In [41]:
import os
import psutil
import numpy as np
from time import time 

from sentence_transformers import SentenceTransformer
from sklearn.metrics.pairwise import cosine_similarity

In [19]:
model = SentenceTransformer('all-MiniLM-L6-v2')

def filter_similar_captions(prompt_samples, threshold=0.85):
    embeddings = model.encode(prompt_samples, convert_to_numpy=True)
    similarity_matrix = cosine_similarity(embeddings)
    
    seen = set()
    result = [] 
    
    for i, row in enumerate(similarity_matrix):
        similar_indices = {j for j, sim in enumerate(row) if sim > threshold}
        
        if frozenset(similar_indices) not in seen:
            seen.add(frozenset(similar_indices))
            result.append(prompt_samples[i])
            
    return result

In [30]:
sample_captions = [
    "the cat is sitting on the couch",
    "there is a cat on the couch", 
    "the ginger cat is sitting on top of the purple couch", 
    "cat on couch",
    "there is a cat on the couch ",
    "There is a cat on the Couch", 
    "The apple is red", 
    "There is a cat that is sitting on the couch"
] 

sample_captions_2 = [
    "Design a 404 page with an illustration themed around space", 
    "404 page with space themed illustration", 
    "Space-themed 404 page design", 
    "Design a beautiful 404 page design, with black and white aesthetic, including an illustration based on space"
] 

filtered_captions = filter_similar_captions(sample_captions, threshold=0.85)
print("Filtered Captions:", filtered_captions)

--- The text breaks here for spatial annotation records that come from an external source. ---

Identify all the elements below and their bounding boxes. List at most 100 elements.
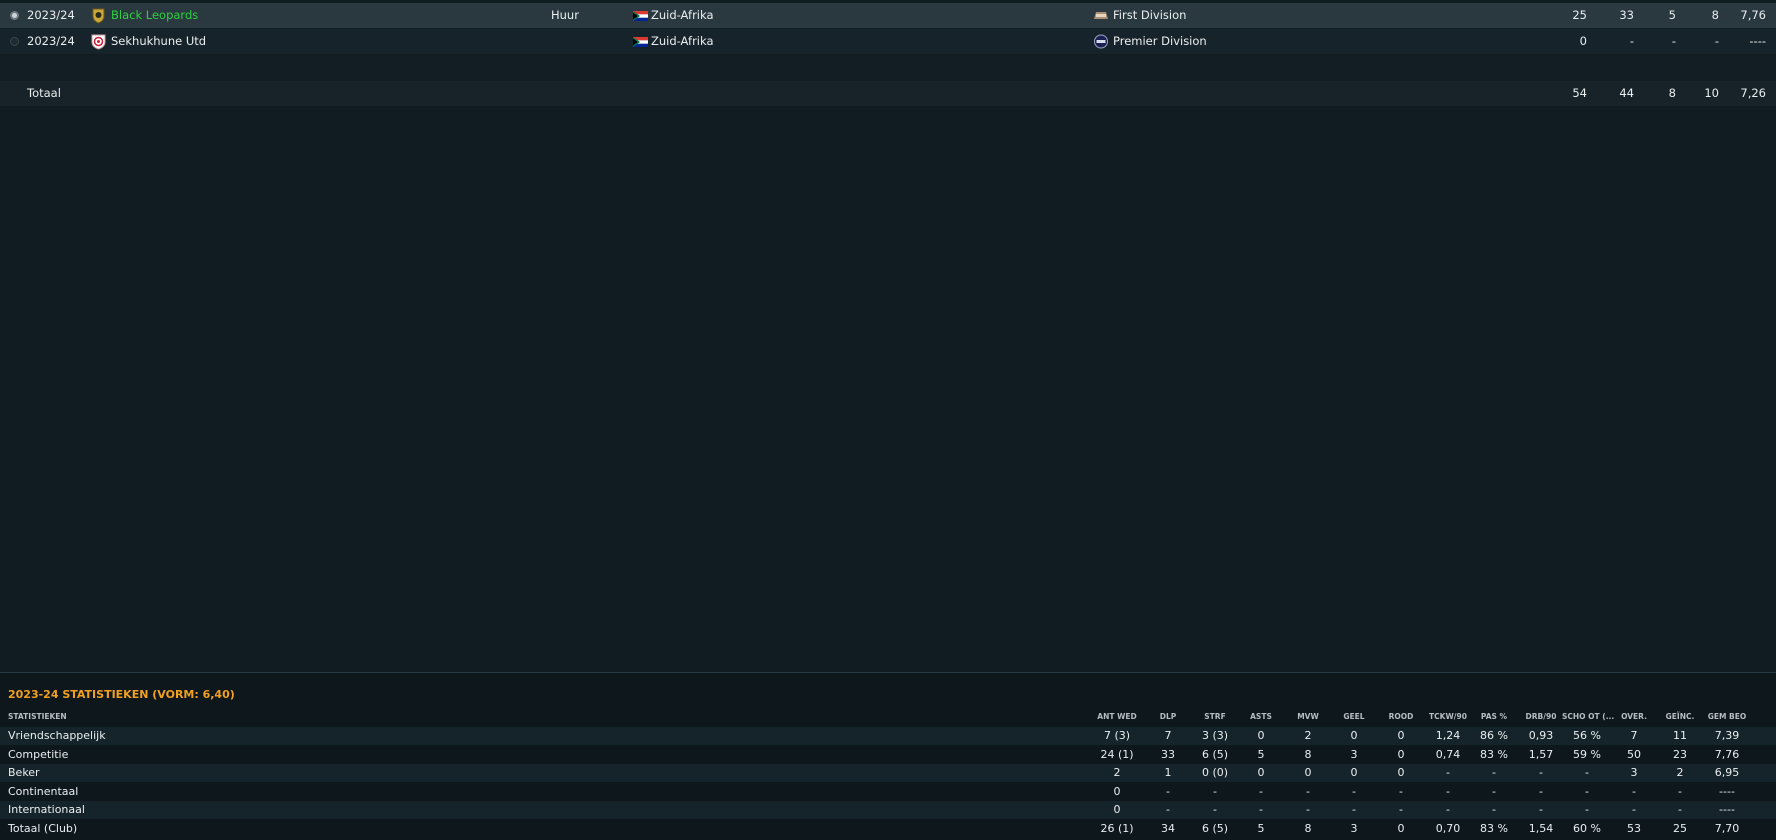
stats-row: Internationaal 0- - - - - - - - - - - - ----	[0, 801, 1776, 819]
stats-cell: -	[1446, 784, 1450, 798]
stats-column-header[interactable]: STRF	[1190, 710, 1240, 724]
stats-row-label: Beker	[8, 766, 40, 779]
career-row[interactable]: 2023/24 Black Leopards Huur Zuid-Afrika …	[0, 3, 1776, 28]
stats-column-header[interactable]: DRB/90	[1516, 710, 1566, 724]
stats-cell: -	[1585, 766, 1589, 779]
stats-cell: 56 %	[1573, 729, 1601, 742]
stats-cell: 26 (1)	[1100, 821, 1134, 835]
club-name-link[interactable]: Black Leopards	[111, 3, 198, 28]
south-africa-flag-icon	[633, 37, 648, 47]
stats-column-header[interactable]: ROOD	[1376, 710, 1426, 724]
stats-column-header[interactable]: DLP	[1143, 710, 1193, 724]
total-appearances: 54	[1572, 86, 1587, 100]
stats-cell: ----	[1719, 784, 1735, 798]
stats-cell: -	[1492, 803, 1496, 816]
stats-row-label: Totaal (Club)	[8, 821, 78, 835]
south-africa-flag-icon	[633, 11, 648, 21]
stats-cell: 60 %	[1573, 821, 1601, 835]
row-select-radio[interactable]	[10, 37, 19, 46]
loan-status: Huur	[551, 8, 579, 22]
stats-column-header[interactable]: OVER.	[1609, 710, 1659, 724]
stats-cell: 0	[1397, 766, 1405, 779]
stats-cell: -	[1166, 784, 1170, 798]
stats-column-header[interactable]: GEÏNC.	[1655, 710, 1705, 724]
stats-cell: 3	[1630, 766, 1638, 779]
stats-column-header[interactable]: PAS %	[1469, 710, 1519, 724]
stats-header-row: STATISTIEKEN ANT WED DLP STRF ASTS MVW GEEL RO…	[0, 710, 1776, 724]
stats-cell: 0	[1397, 821, 1405, 835]
stats-cell: 7 (3)	[1103, 729, 1131, 742]
stats-cell: 6,95	[1714, 766, 1740, 779]
league-link[interactable]: First Division	[1113, 3, 1186, 28]
average-rating: 7,76	[1740, 8, 1766, 22]
league-link[interactable]: Premier Division	[1113, 29, 1207, 54]
stats-cell: -	[1166, 803, 1170, 816]
stats-cell: 23	[1673, 747, 1687, 761]
stats-cell: -	[1213, 784, 1217, 798]
stats-cell: -	[1213, 803, 1217, 816]
stats-row: Totaal (Club) 26 (1) 34 6 (5) 5 8 3 0 0,70 83 % 1,…	[0, 820, 1776, 838]
stats-cell: 2	[1304, 729, 1312, 742]
stats-column-header[interactable]: GEM BEO	[1702, 710, 1752, 724]
stats-column-header[interactable]: MVW	[1283, 710, 1333, 724]
stats-cell: -	[1352, 803, 1356, 816]
stats-column-header[interactable]: ASTS	[1236, 710, 1286, 724]
stats-cell: 50	[1627, 747, 1641, 761]
stats-cell: 2	[1113, 766, 1121, 779]
row-select-radio[interactable]	[10, 11, 19, 20]
stats-cell: 2	[1676, 766, 1684, 779]
season-stats-panel: 2023-24 STATISTIEKEN (VORM: 6,40) STATIS…	[0, 673, 1776, 840]
stats-cell: 1,57	[1528, 747, 1554, 761]
stats-row-label: Vriendschappelijk	[8, 729, 106, 742]
stats-cell: -	[1306, 784, 1310, 798]
season: 2023/24	[27, 34, 75, 48]
stats-cell: -	[1539, 784, 1543, 798]
stats-cell: -	[1446, 803, 1450, 816]
stats-cell: 83 %	[1480, 821, 1508, 835]
stats-cell: -	[1632, 803, 1636, 816]
stats-column-header[interactable]: SCHO OT (...	[1562, 710, 1614, 724]
career-row[interactable]: 2023/24 Sekhukhune Utd Zuid-Afrika Premi…	[0, 29, 1776, 54]
stats-cell: -	[1678, 803, 1682, 816]
stats-row-label: Internationaal	[8, 803, 85, 816]
stats-cell: 5	[1257, 821, 1265, 835]
stats-cell: -	[1492, 784, 1496, 798]
nation-link[interactable]: Zuid-Afrika	[651, 29, 714, 54]
stats-cell: 1,54	[1528, 821, 1554, 835]
stats-cell: 0	[1397, 747, 1405, 761]
stats-cell: 7,70	[1714, 821, 1740, 835]
stats-cell: 7	[1630, 729, 1638, 742]
stats-column-header[interactable]: ANT WED	[1092, 710, 1142, 724]
stats-cell: 83 %	[1480, 747, 1508, 761]
stats-cell: 3 (3)	[1201, 729, 1229, 742]
average-rating: ----	[1749, 34, 1766, 48]
stats-header-label: STATISTIEKEN	[8, 712, 67, 721]
stats-row: Continentaal 0- - - - - - - - - - - - ----	[0, 783, 1776, 801]
total-stat-4: 10	[1704, 86, 1719, 100]
stats-cell: -	[1585, 803, 1589, 816]
club-name-link[interactable]: Sekhukhune Utd	[111, 29, 206, 54]
stats-cell: 0	[1350, 729, 1358, 742]
stats-cell: 0	[1304, 766, 1312, 779]
stats-row: Vriendschappelijk 7 (3) 7 3 (3) 0 2 0 0 1,24 86 %…	[0, 727, 1776, 745]
stats-cell: 0,74	[1435, 747, 1461, 761]
empty-row	[0, 55, 1776, 80]
career-history-table: 2023/24 Black Leopards Huur Zuid-Afrika …	[0, 0, 1776, 672]
stats-cell: 7,39	[1714, 729, 1740, 742]
stats-cell: 24 (1)	[1100, 747, 1134, 761]
stats-cell: -	[1259, 784, 1263, 798]
stats-cell: -	[1539, 803, 1543, 816]
stats-column-header[interactable]: TCKW/90	[1423, 710, 1473, 724]
stats-cell: 0	[1113, 803, 1121, 816]
nation-link[interactable]: Zuid-Afrika	[651, 3, 714, 28]
stats-cell: -	[1632, 784, 1636, 798]
stats-cell: 53	[1627, 821, 1641, 835]
stats-column-header[interactable]: GEEL	[1329, 710, 1379, 724]
stats-cell: 0	[1113, 784, 1121, 798]
stats-cell: 0,93	[1528, 729, 1554, 742]
stats-cell: 86 %	[1480, 729, 1508, 742]
stats-cell: 8	[1304, 747, 1312, 761]
stats-cell: -	[1446, 766, 1450, 779]
club-crest-icon	[90, 33, 107, 50]
stats-cell: ----	[1719, 803, 1735, 816]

filtered_captions_2 = filter_similar_captions(sample_captions_2, threshold=0.85)
print("Filtered Captions:", filtered_captions_2)

Filtered Captions: ['the cat is sitting on the couch', 'there is a cat on the couch', 'the ginger cat is sitting on top of the purple couch', 'cat on couch', 'The apple is red']
Filtered Captions: ['Design a 404 page with an illustration themed around space', '404 page with space themed illustration', 'Design a beautiful 404 page design, with black and white aesthetic, including an illustration based on space']

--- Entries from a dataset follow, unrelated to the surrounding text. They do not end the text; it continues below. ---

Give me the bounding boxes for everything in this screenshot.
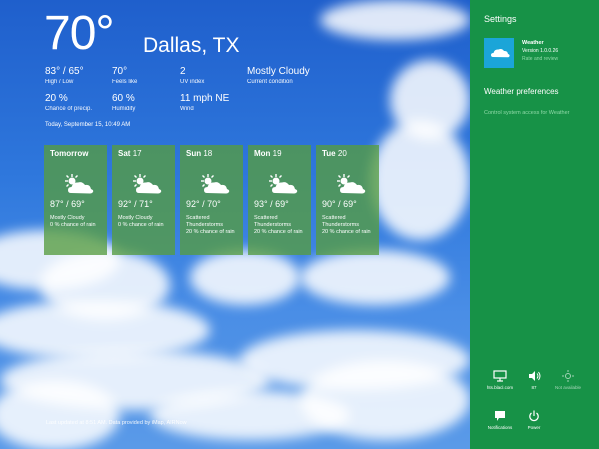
forecast-card-tue[interactable]: Tue 20 90° / 69° Scattered Thunderstorms…: [316, 145, 379, 255]
app-version: Version 1.0.0.26: [522, 48, 559, 54]
stat-uv-index: 2 UV index: [180, 66, 205, 85]
forecast-card-tomorrow[interactable]: Tomorrow 87° / 69° Mostly Cloudy 0 % chan…: [44, 145, 107, 255]
control-system-access-link[interactable]: Control system access for Weather: [484, 110, 569, 116]
partly-cloudy-icon: [269, 174, 298, 194]
stat-precip: 20 % Chance of precip.: [45, 93, 93, 112]
brightness-icon: [562, 370, 574, 382]
weather-app-tile: [484, 38, 514, 68]
brightness-button[interactable]: Not available: [554, 370, 582, 391]
volume-button[interactable]: 87: [520, 370, 548, 391]
settings-charm-panel: Settings Weather Version 1.0.0.26 Rate a…: [470, 0, 599, 449]
forecast-card-sat[interactable]: Sat 17 92° / 71° Mostly Cloudy 0 % chance…: [112, 145, 175, 255]
power-icon: [529, 410, 539, 422]
partly-cloudy-icon: [201, 174, 230, 194]
notifications-icon: [495, 411, 505, 421]
stat-high-low: 83° / 65° High / Low: [45, 66, 84, 85]
data-attribution: Last updated at 8:51 AM. Data provided b…: [46, 420, 187, 426]
notifications-button[interactable]: Notifications: [486, 410, 514, 431]
city-name: Dallas, TX: [143, 34, 240, 57]
partly-cloudy-icon: [133, 174, 162, 194]
power-button[interactable]: Power: [520, 410, 548, 431]
stat-feels-like: 70° Feels like: [112, 66, 138, 85]
rate-and-review-link[interactable]: Rate and review: [522, 56, 558, 62]
forecast-card-mon[interactable]: Mon 19 93° / 69° Scattered Thunderstorms…: [248, 145, 311, 255]
forecast-list: Tomorrow 87° / 69° Mostly Cloudy 0 % chan…: [44, 145, 379, 255]
settings-title: Settings: [484, 14, 517, 24]
forecast-day: Mon 19: [254, 149, 282, 158]
volume-icon: [529, 371, 541, 381]
forecast-day: Sun 18: [186, 149, 213, 158]
network-icon: [493, 370, 507, 382]
current-temperature: 70°: [44, 7, 115, 60]
forecast-day: Tue 20: [322, 149, 347, 158]
partly-cloudy-icon: [65, 174, 94, 194]
weather-preferences-link[interactable]: Weather preferences: [484, 87, 559, 96]
app-name: Weather: [522, 40, 544, 46]
current-date: Today, September 15, 10:49 AM: [45, 122, 131, 128]
forecast-day: Tomorrow: [50, 149, 89, 158]
weather-app-icon: [491, 49, 510, 58]
stat-wind: 11 mph NE Wind: [180, 93, 230, 112]
forecast-day: Sat 17: [118, 149, 142, 158]
stat-humidity: 60 % Humidity: [112, 93, 136, 112]
partly-cloudy-icon: [337, 174, 366, 194]
forecast-card-sun[interactable]: Sun 18 92° / 70° Scattered Thunderstorms…: [180, 145, 243, 255]
weather-app: 70° Dallas, TX 83° / 65° High / Low 70° Fe…: [0, 0, 470, 449]
network-button[interactable]: hts.blacl.com: [486, 370, 514, 391]
stat-condition: Mostly Cloudy Current condition: [247, 66, 310, 85]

#### Test SentenceTransformer efficiency 

In [37]:
# Testing time taken 
start = time() 
embedding = model.encode(sample_captions[0], convert_to_numpy=True)
print("Time taken to generate one embedding: ", time() - start)

start_batch = time() 
embeddings = model.encode(sample_captions, convert_to_numpy=True)
print(f"Time taken to generate {len(sample_captions)} embeddings: ", time() - start_batch)

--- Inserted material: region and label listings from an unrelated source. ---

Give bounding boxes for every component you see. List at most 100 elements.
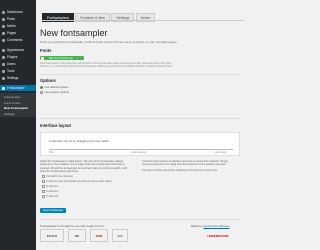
sidebar-item-label: Fontsampler <box>7 86 25 90</box>
layout-preview-text: Customize the UI by dragging the input f… <box>49 139 110 143</box>
footer-credit: Made by Underscore Bureau <box>191 224 229 228</box>
admin-sidebar: Dashboard Posts Media Pages Comments App… <box>0 0 36 250</box>
font-select-label: Mercury Text Roman <box>49 56 73 60</box>
help-line: move any element in the drag and drop st… <box>142 163 227 167</box>
comments-icon <box>2 38 5 42</box>
checkbox-label: 2 columns (the input fields are placed n… <box>46 180 112 183</box>
sidebar-item-comments[interactable]: Comments <box>0 37 36 43</box>
radio-default-options[interactable]: Use default options <box>40 85 68 89</box>
footer-support-text: Fontsampler is brought to you with suppo… <box>40 224 105 228</box>
slider-track[interactable] <box>49 149 233 150</box>
tab-notes[interactable]: Notes <box>135 13 156 22</box>
sidebar-item-label: Dashboard <box>7 10 23 14</box>
layout-option[interactable]: 4 columns <box>42 190 58 193</box>
sidebar-item-posts[interactable]: Posts <box>0 16 36 22</box>
sidebar-item-label: Posts <box>7 17 15 21</box>
tab-bar: Fontsamplers Fontsets & files Settings N… <box>42 13 157 22</box>
posts-icon <box>2 17 5 21</box>
tab-divider <box>42 20 244 21</box>
sidebar-item-pages[interactable]: Pages <box>0 30 36 36</box>
sidebar-item-label: Users <box>7 62 16 66</box>
sponsor-logo[interactable]: RK <box>68 229 86 242</box>
submenu-item-settings[interactable]: Settings <box>4 112 15 116</box>
sidebar-item-label: Pages <box>7 31 17 35</box>
checkbox[interactable] <box>42 195 45 198</box>
layout-option[interactable]: Full width (no columns) <box>42 175 73 178</box>
slider-label-size: Size <box>49 151 54 154</box>
sidebar-item-tools[interactable]: Tools <box>0 68 36 74</box>
radio-button[interactable] <box>40 90 43 94</box>
radio-button[interactable] <box>40 85 43 89</box>
logo-text: xxx <box>117 233 123 238</box>
radio-custom-options[interactable]: Use custom options <box>40 90 69 94</box>
plugins-icon <box>2 55 5 59</box>
logo-text: OCN <box>95 233 103 238</box>
dashboard-icon <box>2 10 5 14</box>
pages-icon <box>2 31 5 35</box>
logo-text: PAULO <box>46 233 58 238</box>
sidebar-item-plugins[interactable]: Plugins <box>0 54 36 60</box>
sponsor-logo[interactable]: xxx <box>112 229 128 242</box>
sidebar-item-media[interactable]: Media <box>0 23 36 29</box>
appearance-icon <box>2 48 5 52</box>
main-content: Fontsamplers Fontsets & files Settings N… <box>36 0 250 250</box>
sidebar-item-label: Media <box>7 24 16 28</box>
footer-credit-prefix: Made by <box>191 224 204 228</box>
radio-label: Use default options <box>44 85 69 89</box>
layout-option[interactable]: 5 columns <box>42 195 58 198</box>
fonts-notice: Fonts are listed in the order they will … <box>40 62 240 70</box>
interface-layout-heading: Interface layout <box>40 123 71 128</box>
layout-description: Select the fontsampler's initial layout.… <box>40 160 136 174</box>
layout-preview[interactable]: Customize the UI by dragging the input f… <box>40 132 240 156</box>
underscore-logo[interactable]: UNDERSCORE <box>194 229 242 242</box>
checkbox-label: Full width (no columns) <box>46 175 73 178</box>
tab-settings[interactable]: Settings <box>111 13 135 22</box>
page-title: New fontsampler <box>40 28 108 38</box>
sponsor-logo[interactable]: OCN <box>90 229 108 242</box>
checkbox-label: 5 columns <box>46 195 59 198</box>
submenu-item-fonts-files[interactable]: Fonts & files <box>4 101 21 105</box>
checkbox[interactable] <box>42 175 45 178</box>
fonts-heading: Fonts <box>40 48 52 53</box>
submenu-item-new-fontsampler[interactable]: New fontsampler <box>4 106 28 110</box>
radio-label: Use custom options <box>44 90 70 94</box>
sidebar-item-dashboard[interactable]: Dashboard <box>0 9 36 15</box>
divider <box>40 219 240 220</box>
sidebar-item-label: Appearance <box>7 48 25 52</box>
sponsor-logo[interactable]: PAULO <box>40 229 64 242</box>
tab-fontsets-files[interactable]: Fontsets & files <box>75 13 110 22</box>
layout-option[interactable]: 2 columns (the input fields are placed n… <box>42 180 112 183</box>
checkbox[interactable] <box>42 180 45 183</box>
checkbox[interactable] <box>42 185 45 188</box>
sidebar-item-fontsampler[interactable]: Fontsampler <box>0 85 36 91</box>
checkbox[interactable] <box>42 190 45 193</box>
sidebar-item-label: Tools <box>7 69 15 73</box>
divider <box>40 118 240 119</box>
checkbox-label: 3 columns <box>46 185 59 188</box>
users-icon <box>2 62 5 66</box>
fonts-notice-line: Click on + to add another font to this f… <box>40 65 173 69</box>
save-fontsampler-button[interactable]: Save fontsampler <box>40 208 66 213</box>
sidebar-item-appearance[interactable]: Appearance <box>0 47 36 53</box>
checkmark-icon <box>41 56 44 60</box>
footer-credit-link[interactable]: Underscore Bureau <box>203 224 229 228</box>
layout-option[interactable]: 3 columns <box>42 185 58 188</box>
sidebar-item-label: Plugins <box>7 55 18 59</box>
sidebar-item-settings[interactable]: Settings <box>0 75 36 81</box>
sidebar-item-label: Settings <box>7 76 19 80</box>
media-icon <box>2 24 5 28</box>
submenu-item-fontsampler[interactable]: Fontsampler <box>4 95 21 99</box>
checkbox-label: 4 columns <box>46 190 59 193</box>
sidebar-item-label: Comments <box>7 38 23 42</box>
tools-icon <box>2 69 5 73</box>
divider <box>40 74 240 75</box>
slider-label-line-height: Line height <box>215 151 227 154</box>
fontsampler-submenu: Fontsampler Fonts & files New fontsample… <box>0 93 36 117</box>
logo-text: RK <box>74 233 80 238</box>
help-line: The layout will be responsive adapting t… <box>142 168 218 172</box>
slider-label-letter-spacing: Letter spacing <box>131 151 147 154</box>
desc-line: stack the fontsampler's elements: <box>40 170 79 174</box>
sidebar-item-users[interactable]: Users <box>0 61 36 67</box>
tab-fontsamplers[interactable]: Fontsamplers <box>42 13 74 22</box>
font-select-button[interactable]: Mercury Text Roman <box>40 56 84 60</box>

Time taken to generate one embedding:  0.013347387313842773
Time taken to generate 8 embeddings:  0.034555673599243164


In [40]:
# Testing memory consumed
def get_embeddings():
    return model.encode(sample_captions, convert_to_numpy=True)

process = psutil.Process(os.getpid())

mem_before = process.memory_info().rss
get_embeddings()

print(f"Memory used: {process.memory_info().rss - mem_before} bytes")

Memory used: 4096 bytes